Critical habitat represents the habitat essential for a species’ recovery. The ESA requires, with few exceptions, that critical habitat be designated for species that are protected under the act. Critical habitat designations do not create reserves or protected areas, but federal agencies are required to consult with the Services to ensure that any actions they authorize, fund or carry out are not likely to result in the “destruction or adverse modification” of designated critical habitat.
The first proposed rule revises the definition of "adverse modification." The current regulatory definition has been invalidated by the courts, and the Services are now proposing to replace the invalidated definition with one that is consistent with the ESA, its legislative history and circuit court opinions.
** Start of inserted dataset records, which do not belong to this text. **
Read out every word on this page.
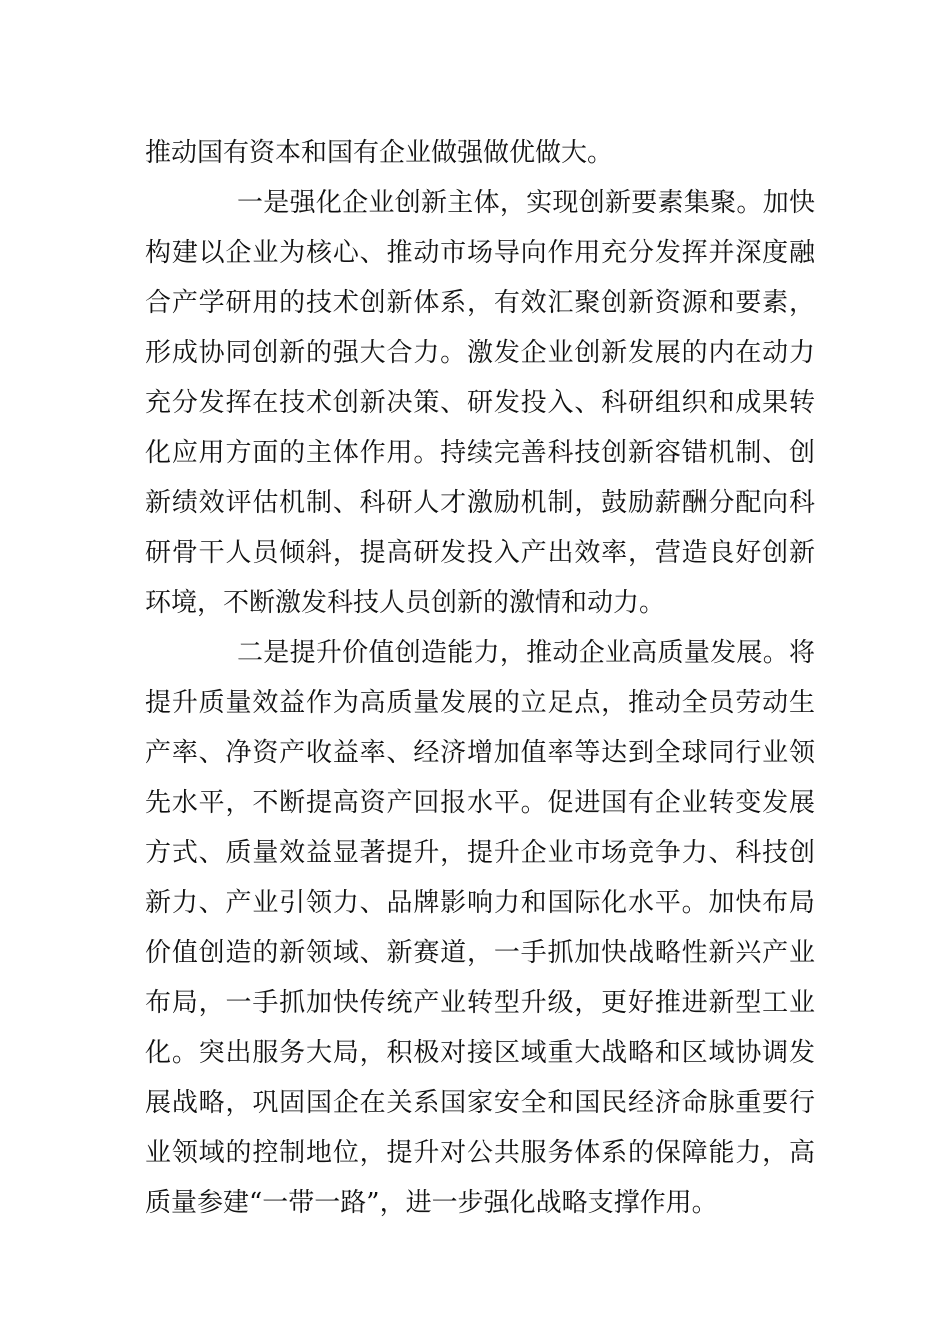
推动国有资本和国有企业做强做优做大。
一是强化企业创新主体，实现创新要素集聚。加快
构建以企业为核心、推动市场导向作用充分发挥并深度融
合产学研用的技术创新体系，有效汇聚创新资源和要素，
形成协同创新的强大合力。激发企业创新发展的内在动力
充分发挥在技术创新决策、研发投入、科研组织和成果转
化应用方面的主体作用。持续完善科技创新容错机制、创
新绩效评估机制、科研人才激励机制，鼓励薪酬分配向科
研骨干人员倾斜，提高研发投入产出效率，营造良好创新
环境，不断激发科技人员创新的激情和动力。
二是提升价值创造能力，推动企业高质量发展。将
提升质量效益作为高质量发展的立足点，推动全员劳动生
产率、净资产收益率、经济增加值率等达到全球同行业领
先水平，不断提高资产回报水平。促进国有企业转变发展
方式、质量效益显著提升，提升企业市场竞争力、科技创
新力、产业引领力、品牌影响力和国际化水平。加快布局
价值创造的新领域、新赛道，一手抓加快战略性新兴产业
布局，一手抓加快传统产业转型升级，更好推进新型工业
化。突出服务大局，积极对接区域重大战略和区域协调发
展战略，巩固国企在关系国家安全和国民经济命脉重要行
业领域的控制地位，提升对公共服务体系的保障能力，高
质量参建“一带一路”，进一步强化战略支撑作用。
The proposed revised definition of “adverse modification” focuses our review of federal actions on how they would affect the designated critical habitat's ability to support recovery of the listed species. In this review, we will look at how the action may affect the quantity and quality of habitat features, the ability of that habitat to support the species throughout its life cycle, and the ability of the habitat to meet the species’ recovery needs; in other words, how the “conservation value” of the critical habitat is being affected.
The proposed definition reflects the approach the Services have employed since 2004, when the current definition was invalidated, and we do not expect it to be substantially more or less protective of critical habitat than the guidance used in recent years. Incorporating this approach into a revised regulation, however, will improve the predictability and transparency of these determinations for affected agencies and the public.
The second proposed rule clarifies the procedures and standards used for designating critical habitat, making minor changes to the regulations to: better describe the scope and purpose of critical habitat, add and remove some definitions, and clarify the criteria for designating critical habitat. This proposed rule would also revise the Services’ regulations to be consistent with statutory amendments made in 2004 that make certain lands managed by the Department of Defense ineligible for designation as critical habitat. The Services believe these proposed changes will enhance the clarity and efficiency of the critical habitat designation process.
The third proposal is a policy to provide greater predictability, transparency and consistency regarding how the Services consider exclusions from critical habitat designations. Under the Act, the Services evaluate the economic, national security and other impacts of a designation and may exclude particular areas if the benefits of doing so are greater than the benefits of designation. This proposal describes the general policy position of the Services for considering different types of impacts (e.g., impacts to voluntary conservation agreements, impacts to national security, economic impacts) and is intended to provide greater predictability and transparency to the process of considering exclusions within a critical habitat designation.
“Our goal in proposing these revisions is to make the process of designating and consulting on critical habitat more predictable, more efficient, and more easily understood,” said Gary Frazer, U.S. Fish and Wildlife Service Assistant Director for Ecological Services. “We think these common-sense changes, reflecting lessons learned over the years, will improve conservation of species that need help and reduce the potential for conflicts and litigation.”
“These refined procedures and standards for designating critical habitat, and this new definition of ‘adverse modification’ will lead to greater clarity as we designate critical habitat and conduct section 7 consultations,” said Donna Wieting, National Marine Fisheries Service’s Director of Protected Resources.
These regulatory improvements proposed today are consistent with Executive Order 13563, issued by President Obama in 2011, which tasked federal agencies with making their regulations as clear as possible and reducing their burden on the American public. They were also included in the Department of Interior’s Final Plan for Retrospective Regulatory Review.